The Dilemma with Apple
Unless you’ve been under a rock this week you’ve undoubtedly heard about Apple’s radical changes in its Apple News+ product; one that puts publishers in a bit of a pickle.
Publishers are no stranger to having to manage content distribution. Whether managing the newsstand channel or ensuring your ducks are in a row for the United States Postal Service, we’ve been playing by the rules of the gatekeepers for decades.
But now we’re in the digital era, of course, and we’re wrestling with Facebook, Apple, and Google for distribution outlets. The consumer moved online, and these became the new (additional) players publishers have to manage.
Apple Mixes Up the Game...Again
In case you missed it, here’s a quick recap. On Monday, Apple announced Apple News+, a paid version of its Apple News product where users can now read more than 5 billion articles per month. The product has been growing in popularity since its release just a few years ago. Apple News+ will feature content from over 300 magazines and newspapers for just $9.99 a month. Some major publishers (Wall Street Journal, The New Yorker) are in. But others (The New York Times, Washington Post) are sitting out because of Apple’s revenue share terms. Apple is taking 50% of the $9.99 from each user and publishers compete to get their share of the rest. (Publishers get paid based on the amount of “engaged” time is spent with their content.)
As a consumer, I love it. I use Apple News every day. The content is quality and it’s a curated personal feed of the brands I love to follow. Thank you for solving another one of my first-world problems, Apple. Now, I no longer have to visit multiple (often slow loading) websites to get a top-level look at the news.
And now, as an Apple News+ subscriber, I can tap a particular magazine title and see the most recent cover along with a table of contents. I can also access a whole year's worth of back issues as well.
How the Industry is Responding (including our thoughts)
To support their business model, publishers need to capture attention, data, and revenue, but Apple isn’t going to bring them any of that. Apple doesn’t share email addresses, cookies, or billing information of the subscribers engaging with a publisher’s content. Publishers have no way to develop a relationship, gather feedback through surveys, or deliver perks.
However, publishers like New York Magazine, Wall Street Journal, Rolling Stone, and Hearst, Meredith, and all of the Conde Nast titles are in. So yes, a lot of the players are playing ball.
Some of the major players are pushing back. The New York Times CEO Mark Thompson said, “we tend to be quite leery about the idea of almost habituating people to find our journalism somewhere else.” And I think he’s right.
Our agency cares deeply about how publishers get funded and supported because the quality and health of journalism is connected directly to the health of our democracy. The media industry is in a crisis and when journalism businesses fail or can’t support doing quality work, it hurts all of us. The fact that Apple has more than $200 billion in cash is just rubbing salt in the wound.
As one of our TFD partners said after the announcement, “I feel like this is another platform that is disintermediating us from our high-value audience and taking a huge cut of the revenue in the process.”
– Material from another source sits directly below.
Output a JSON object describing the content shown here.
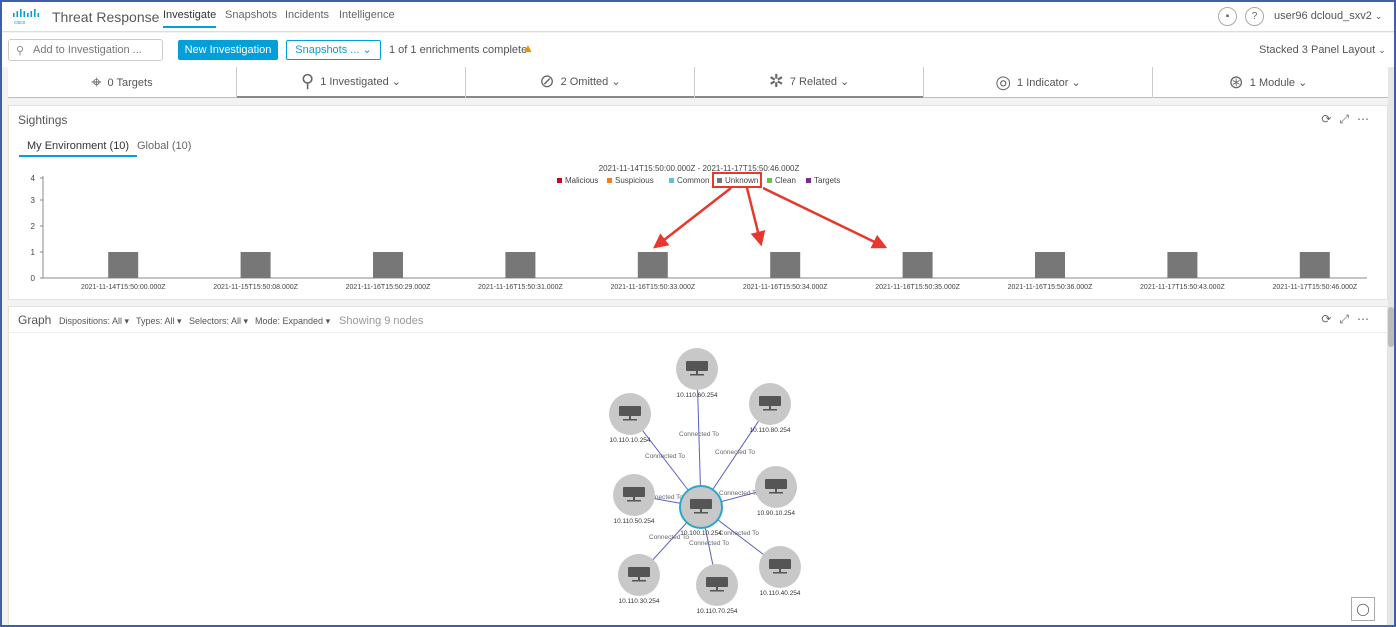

This will not support the ability for independent publications to thrive and build robust relationships with their audience. A publisher’s audience is its most valuable asset. Here, Apple is taking that asset away from them.
Perhaps worst of all, as TechCrunch puts it, “publishers will be thrown right back into the coliseum of attention. They’ll need to debase their voice and amp up the sensationalism of their headlines or risk their users straying an inch over to someone else. But they’ll have no control of how they’re surfaced…” We all saw how the continued escalation of sensationalized headlines turned Facebook into a little more than a click-bait feed. The loudest or most offensive and sensational stories capture the most engagement and thus we are continuously served sensational and controversial headlines. But at least social media is exactly that. It’s a social platform on which ideas can be exchanged. Apple News+ is positioning itself as a news distribution platform, but ultimately setting up publishers to compete in the same way they did on social media, which unfortunately may breed more of the same behavior.
There is one potential benefit that could hold some value for publishers. Copies consumed in Apple News+ are counted as paid issues on an annual audit report. CVC told us this morning that indeed, copies consumed (back issue or current) can count as paid digital copies on a publisher’s CVC audit. So, exposure in Apple News+ can tie back directly to supporting the publisher’s rate base.
Ultimately, if publishers are confident in their ability to drive quality and engaged audience, then they should not have to distribute their content for pennies without a way to actionably increase revenue or even forecast reader revenue effectively. Like life, quality content finds a way. Publishers should be doubling down on their own platform assets (creating robust and fast websites), owned audiences, and quality content that you know your consumer wants to read.